The credulity of the French-Canadian is the work of the clergy; they invent and relate, in order to excite their piety, the most marvellous things. For example: the priests say that souls in purgatory desiring alleviation come and ask masses of their relatives, either by appearing in the same form they had in life, or by displacing the furniture and making a noise, as long as they have not terminated the expiation of their sins. The Catholic clergy, by supporting these fabulous doctrines and pious lies, lead their flock into the baleful habit of believing things the most absurd and destitute of proof.
The day after Miss V—’s funeral, everybody in the parish was talking of the woeful cries which had been heard the night before near her grave. The inhabitants of the place, imbued with fantastic ideas that their rector had kept alive, were dupes of the artifice employed by some of their own number. They became convinced that there is no safety outside of the church, of which they formed a part. Seized with horror they determined never to pass a night near the grave of the cursed one, as they already called the young Protestant. Mrs. V— by the instinctive effect of prejudices inculcated when she was a Catholic, was at first a prey to deadly anxiety; but recalling the holy life of her daughter, she no longer doubted of her being among the number of the elect. She guessed at the cause of the noise which was heard near the grave of her child. In order to assure herself of the justness of her suspicions, she besought the two neighbors of whom I have already spoken, to conceal themselves there the following night. These persons were glad of an occasion to test the accuracy of what a curate of their acquaintance had told them; who had asserted that a spirit free from the body could yet manifest itself substantially to the living, as speaking without tongue, touching without hands.

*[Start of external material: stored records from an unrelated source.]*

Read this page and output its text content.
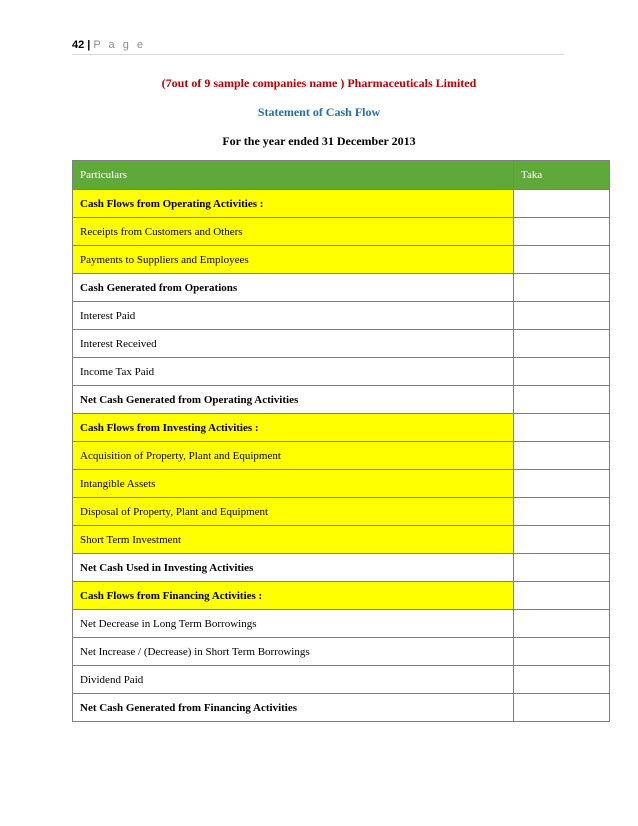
42 | P a g e
(7out of 9 sample companies name ) Pharmaceuticals Limited
Statement of Cash Flow
For the year ended 31 December 2013
Particulars	Taka
Cash Flows from Operating Activities :	
Receipts from Customers and Others	
Payments to Suppliers and Employees	
Cash Generated from Operations	
Interest Paid	
Interest Received	
Income Tax Paid	
Net Cash Generated from Operating Activities	
Cash Flows from Investing Activities :	
Acquisition of Property, Plant and Equipment	
Intangible Assets	
Disposal of Property, Plant and Equipment	
Short Term Investment	
Net Cash Used in Investing Activities	
Cash Flows from Financing Activities :	
Net Decrease in Long Term Borrowings	
Net Increase / (Decrease) in Short Term Borrowings	
Dividend Paid	
Net Cash Generated from Financing Activities	
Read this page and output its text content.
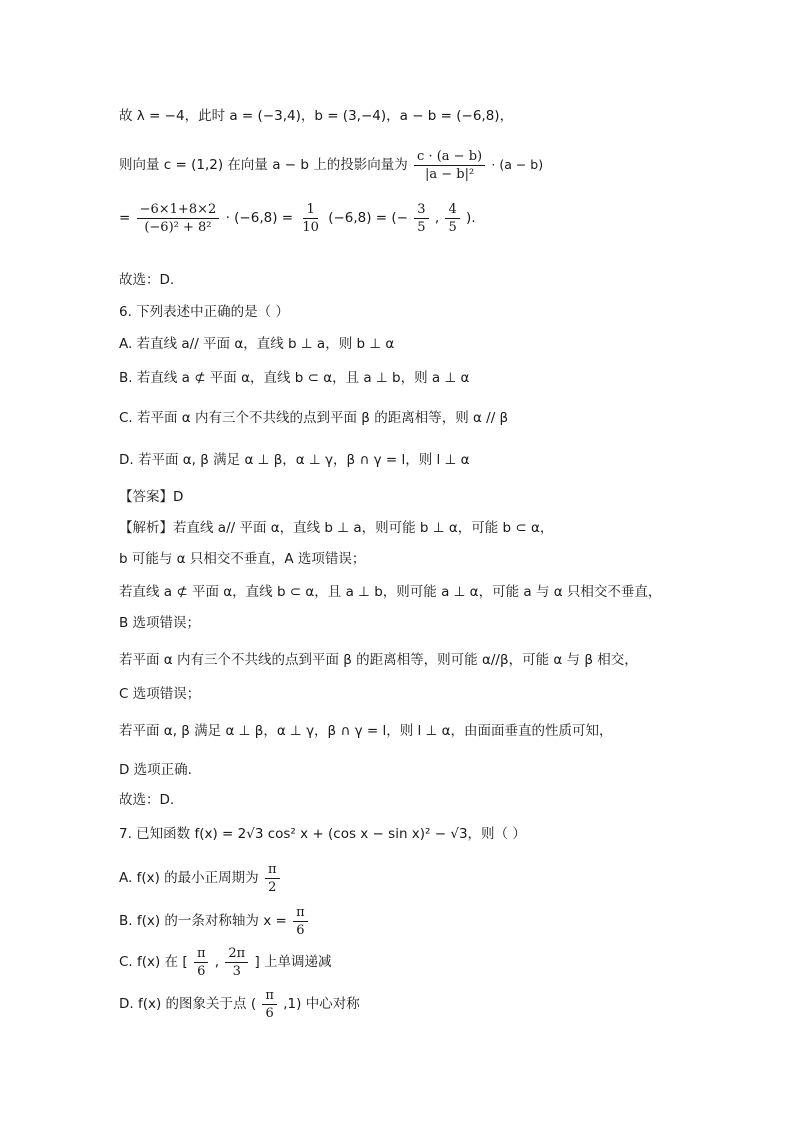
故 λ = −4，此时 a = (−3,4)，b = (3,−4)，a − b = (−6,8)，
则向量 c = (1,2) 在向量 a − b 上的投影向量为 $\frac{c \cdot (a - b)}{\text{|a − b|²}} \cdot (a - b)$
= $\frac{-6\times 1+8\times 2}{\text{(−6)² + 8²}} \cdot (-6,8) = \frac{1}{10} (-6,8)$ = (− $\frac{3}{5}$ , $\frac{4}{5}$ ).
故选：D.
6. 下列表述中正确的是（ ）
A. 若直线 a// 平面 α，直线 b ⊥ a，则 b ⊥ α
B. 若直线 a ⊄ 平面 α，直线 b ⊂ α，且 a ⊥ b，则 a ⊥ α
C. 若平面 α 内有三个不共线的点到平面 β 的距离相等，则 α // β
D. 若平面 α, β 满足 α ⊥ β，α ⊥ γ，β ∩ γ = l，则 l ⊥ α
【答案】D
【解析】若直线 a// 平面 α，直线 b ⊥ a，则可能 b ⊥ α，可能 b ⊂ α，
b 可能与 α 只相交不垂直，A 选项错误；
若直线 a ⊄ 平面 α，直线 b ⊂ α，且 a ⊥ b，则可能 a ⊥ α，可能 a 与 α 只相交不垂直，
B 选项错误；
若平面 α 内有三个不共线的点到平面 β 的距离相等，则可能 α//β，可能 α 与 β 相交，
C 选项错误；
若平面 α, β 满足 α ⊥ β，α ⊥ γ，β ∩ γ = l，则 l ⊥ α，由面面垂直的性质可知，
D 选项正确.
故选：D.
7. 已知函数 f(x) = 2√3 cos² x + (cos x − sin x)² − √3，则（ ）
A. f(x) 的最小正周期为 $\frac{\pi}{2}$
B. f(x) 的一条对称轴为 $x = \frac{\pi}{6}$
C. f(x) 在 [ $\frac{\pi}{6}$ , $\frac{2\pi}{3}$ ] 上单调递减
D. f(x) 的图象关于点 ( $\frac{\pi}{6} ,1$) 中心对称
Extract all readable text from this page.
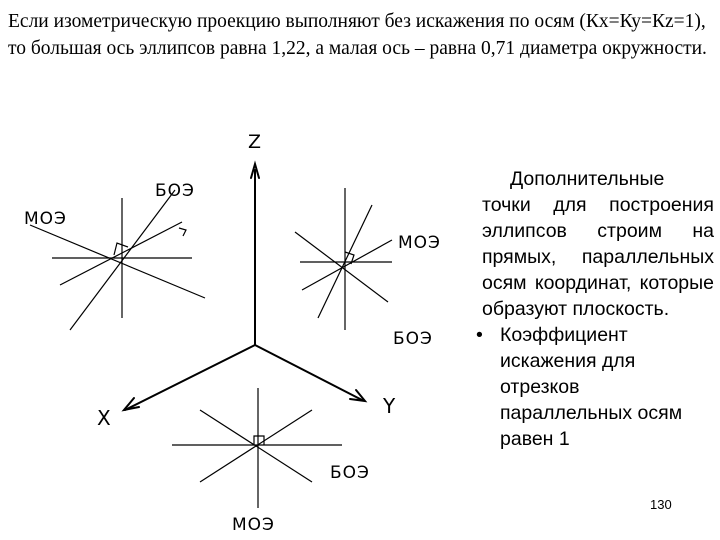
Если изометрическую проекцию выполняют без искажения по осям (Кх=Ку=Кz=1), то большая ось эллипсов равна 1,22, а малая ось – равна 0,71 диаметра окружности.
Z
X	Y
МОЭ
БОЭ
МОЭ
БОЭ
БОЭ
МОЭ
Дополнительные точки для построения эллипсов строим на прямых, параллельных осям координат, которые образуют плоскость.
• Коэффициент искажения для отрезков параллельных осям равен 1
130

They discovered the man who was paid to play the ghost; they seized him, and in order to punish him, tied him to a tree, at the foot of which Miss V— was buried. The poor creature the next morning no longer acted the soul in torment, but shouted like a person who very much wanted his breakfast. At noon one of his friends passed by who, hearing him implore assistance, approached and set him free. Overwhelmed with questions and derision, the false ghost confessed he had acted thus only to obtain the reward which had been promised him. You may easily guess that the ridicule and reprobation turned upon those who had made him their instrument.